Questo per assicurare l’identificazione e la gestione dei contatti, il monitoraggio dei quarantenati, una adeguata e tempestiva esecuzione dei tamponi per l’accertamento diagnostico dei casi, il raccordo tra assistenza primaria e quella in regime di ricovero, oltre alla costante alimentazione dei flussi informativi necessari, da realizzarsi attraverso l’inserimento dei dati nei sistemi informativi routinari o realizzati ad hoc per l’emergenza in corso.

 

"E' la base di valutazione - proseguono le Stelle alpine - per valutare la situazione sanitaria in ogni Regione. La raccolta e la lettura di questi dati consente una valutazione omogenea per ogni territorio. A questo scopo, sempre negli allegati al decreto, sono elencati 21 indicatori con valori di soglia e di allerta che vanno monitorati, attraverso sistemi di sorveglianza coordinati a livello nazionale, al fine di ottenere dati aggregati nazionali, regionali e locali".

 

Gli indicatori costituiscono il rischio e sono 5 i livelli individuati a livello ministeriale: molto basso; basso; moderato; alto e molto alto. Questa classificazione aggiornata deve avvenire almeno settimanalmente.

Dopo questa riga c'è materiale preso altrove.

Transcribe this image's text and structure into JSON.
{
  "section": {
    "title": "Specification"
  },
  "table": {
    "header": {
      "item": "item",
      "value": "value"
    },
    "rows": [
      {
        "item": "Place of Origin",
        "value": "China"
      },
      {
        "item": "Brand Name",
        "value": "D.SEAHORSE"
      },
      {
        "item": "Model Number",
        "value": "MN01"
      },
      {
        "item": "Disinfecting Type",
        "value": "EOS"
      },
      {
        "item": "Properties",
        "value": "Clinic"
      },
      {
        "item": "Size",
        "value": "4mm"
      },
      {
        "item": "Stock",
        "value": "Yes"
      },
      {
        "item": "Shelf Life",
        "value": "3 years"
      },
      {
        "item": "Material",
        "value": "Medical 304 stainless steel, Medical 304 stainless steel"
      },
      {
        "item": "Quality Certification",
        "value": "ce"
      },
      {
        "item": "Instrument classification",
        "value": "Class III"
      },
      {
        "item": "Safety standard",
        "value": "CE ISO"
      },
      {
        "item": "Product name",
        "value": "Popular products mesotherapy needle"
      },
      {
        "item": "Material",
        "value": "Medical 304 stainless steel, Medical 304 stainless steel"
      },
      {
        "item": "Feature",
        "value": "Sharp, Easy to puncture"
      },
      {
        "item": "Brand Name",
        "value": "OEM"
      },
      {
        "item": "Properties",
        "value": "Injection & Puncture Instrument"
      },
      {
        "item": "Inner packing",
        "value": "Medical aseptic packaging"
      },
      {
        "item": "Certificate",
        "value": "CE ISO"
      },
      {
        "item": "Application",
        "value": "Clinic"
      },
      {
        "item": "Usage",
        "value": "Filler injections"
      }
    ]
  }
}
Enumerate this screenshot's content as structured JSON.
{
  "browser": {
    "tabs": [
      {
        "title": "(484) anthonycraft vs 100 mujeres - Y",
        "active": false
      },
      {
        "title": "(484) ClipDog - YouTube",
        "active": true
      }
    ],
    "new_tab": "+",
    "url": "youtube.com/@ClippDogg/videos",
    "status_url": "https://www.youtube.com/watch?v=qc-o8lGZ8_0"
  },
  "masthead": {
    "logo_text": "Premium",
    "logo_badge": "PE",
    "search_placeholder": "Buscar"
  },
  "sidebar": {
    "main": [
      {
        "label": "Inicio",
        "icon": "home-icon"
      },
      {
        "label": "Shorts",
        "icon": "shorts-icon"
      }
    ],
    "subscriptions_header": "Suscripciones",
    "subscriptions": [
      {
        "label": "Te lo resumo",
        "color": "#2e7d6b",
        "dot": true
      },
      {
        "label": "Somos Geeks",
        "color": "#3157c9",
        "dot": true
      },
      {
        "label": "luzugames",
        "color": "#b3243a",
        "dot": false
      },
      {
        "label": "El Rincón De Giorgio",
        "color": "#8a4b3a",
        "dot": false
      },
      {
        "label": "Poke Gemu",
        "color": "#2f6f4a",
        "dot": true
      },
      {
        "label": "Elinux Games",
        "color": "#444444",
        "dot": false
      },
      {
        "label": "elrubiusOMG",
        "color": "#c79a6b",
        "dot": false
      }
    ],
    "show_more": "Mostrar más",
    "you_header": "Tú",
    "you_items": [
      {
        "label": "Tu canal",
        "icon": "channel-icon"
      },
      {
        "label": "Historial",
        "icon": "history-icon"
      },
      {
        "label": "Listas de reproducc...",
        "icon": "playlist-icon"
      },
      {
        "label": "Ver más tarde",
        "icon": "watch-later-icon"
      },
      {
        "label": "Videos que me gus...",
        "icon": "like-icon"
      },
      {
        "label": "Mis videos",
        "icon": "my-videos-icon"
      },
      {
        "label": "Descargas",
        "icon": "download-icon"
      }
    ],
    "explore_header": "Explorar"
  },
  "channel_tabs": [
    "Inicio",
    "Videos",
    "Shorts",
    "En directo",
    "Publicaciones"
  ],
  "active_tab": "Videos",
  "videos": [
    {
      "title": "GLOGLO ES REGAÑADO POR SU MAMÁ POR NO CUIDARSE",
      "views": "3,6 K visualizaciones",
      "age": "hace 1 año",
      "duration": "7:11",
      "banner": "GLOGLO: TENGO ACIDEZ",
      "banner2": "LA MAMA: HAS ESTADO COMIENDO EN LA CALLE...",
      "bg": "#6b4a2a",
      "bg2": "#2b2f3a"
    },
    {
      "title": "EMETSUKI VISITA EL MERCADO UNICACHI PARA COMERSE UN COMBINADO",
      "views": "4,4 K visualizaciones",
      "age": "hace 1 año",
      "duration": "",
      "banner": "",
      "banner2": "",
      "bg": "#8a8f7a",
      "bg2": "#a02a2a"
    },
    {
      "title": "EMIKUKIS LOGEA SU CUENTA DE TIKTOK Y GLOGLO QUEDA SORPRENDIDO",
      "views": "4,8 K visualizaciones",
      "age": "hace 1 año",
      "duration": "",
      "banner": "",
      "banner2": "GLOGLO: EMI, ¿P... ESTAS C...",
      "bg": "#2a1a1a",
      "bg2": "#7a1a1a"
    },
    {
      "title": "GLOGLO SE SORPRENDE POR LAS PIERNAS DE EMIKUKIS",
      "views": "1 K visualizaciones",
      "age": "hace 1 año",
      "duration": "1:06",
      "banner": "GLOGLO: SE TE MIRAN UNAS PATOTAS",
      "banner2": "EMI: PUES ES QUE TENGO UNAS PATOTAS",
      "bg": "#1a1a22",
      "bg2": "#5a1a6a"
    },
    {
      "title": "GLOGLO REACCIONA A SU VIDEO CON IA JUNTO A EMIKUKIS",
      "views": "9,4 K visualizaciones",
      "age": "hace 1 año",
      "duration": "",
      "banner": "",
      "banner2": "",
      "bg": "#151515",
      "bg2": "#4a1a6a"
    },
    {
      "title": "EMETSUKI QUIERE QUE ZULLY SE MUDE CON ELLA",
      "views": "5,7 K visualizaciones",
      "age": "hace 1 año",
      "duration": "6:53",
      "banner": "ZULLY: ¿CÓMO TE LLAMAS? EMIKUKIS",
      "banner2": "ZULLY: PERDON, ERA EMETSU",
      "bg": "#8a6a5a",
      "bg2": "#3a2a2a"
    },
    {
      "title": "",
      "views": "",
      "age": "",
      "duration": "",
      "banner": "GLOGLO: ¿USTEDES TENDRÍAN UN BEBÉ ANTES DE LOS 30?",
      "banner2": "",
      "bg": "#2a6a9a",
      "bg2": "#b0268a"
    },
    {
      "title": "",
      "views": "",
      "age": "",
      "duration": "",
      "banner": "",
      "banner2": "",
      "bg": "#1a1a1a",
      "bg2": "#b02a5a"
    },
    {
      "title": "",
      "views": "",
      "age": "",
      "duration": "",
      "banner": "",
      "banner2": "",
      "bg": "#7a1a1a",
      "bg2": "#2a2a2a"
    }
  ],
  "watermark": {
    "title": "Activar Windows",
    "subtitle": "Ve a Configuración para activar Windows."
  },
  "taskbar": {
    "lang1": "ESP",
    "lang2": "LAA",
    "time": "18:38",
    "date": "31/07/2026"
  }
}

Il gruppo consiliare del Patt chiede alla Provincia quando siano state effettuate queste valutazioni e quale è stato l'esito. 

 

"Ci chiediamo se piazza Dante ritenga utile pubblicare giornalmente o settimanalmente gli esiti di queste valutazioni e se non si ritenga opportuno, fornire al Consiglio provinciale l’esito di questo monitoraggio in tempo utile per la seduta straordinaria del 20 maggio prossimo", continuano Rossi, Dallapiccola e Demagri.

 

La compagine di Futura mette, soprattutto, nel mirino l'interpretazione del provvedimento di Roma. "Chiediamo - dicono Ghezzi e Coppola - quale parte della circolare, pubblicata il 30 aprile, fa riferimento all'invio di soli dati inerenti ai contagiati che abbiano manifestato sintomi non più di 5 giorni prima e se c’è il rischio che i positivi sempre asintomatici e i positivi con sintomi iniziati 6 o più giorni prima dell'esecuzione del tampone non siano più segnalati e di fatto usciti dalle statistiche".

 

Nel frattempo l'Apss ha cercato di chiarire la metodologia di comunicazione dei dati. "La Provincia è chiamata a commentare la risposta del ministero all'ex rettore Bassi che parla di fraintendimento e spiegare come intenda risolvere l'equivoco. La Pat dovrebbe pubblicare tabella esaurienti e informazioni complete di quanto viene inviato al ministero. Invece si insiste con una comunicazione parziale e imprecisa, ispirata a esigenze di immagine della Giunta e non di trasparenza nei confronti dei cittadini", concludono Ghezzi e Coppola.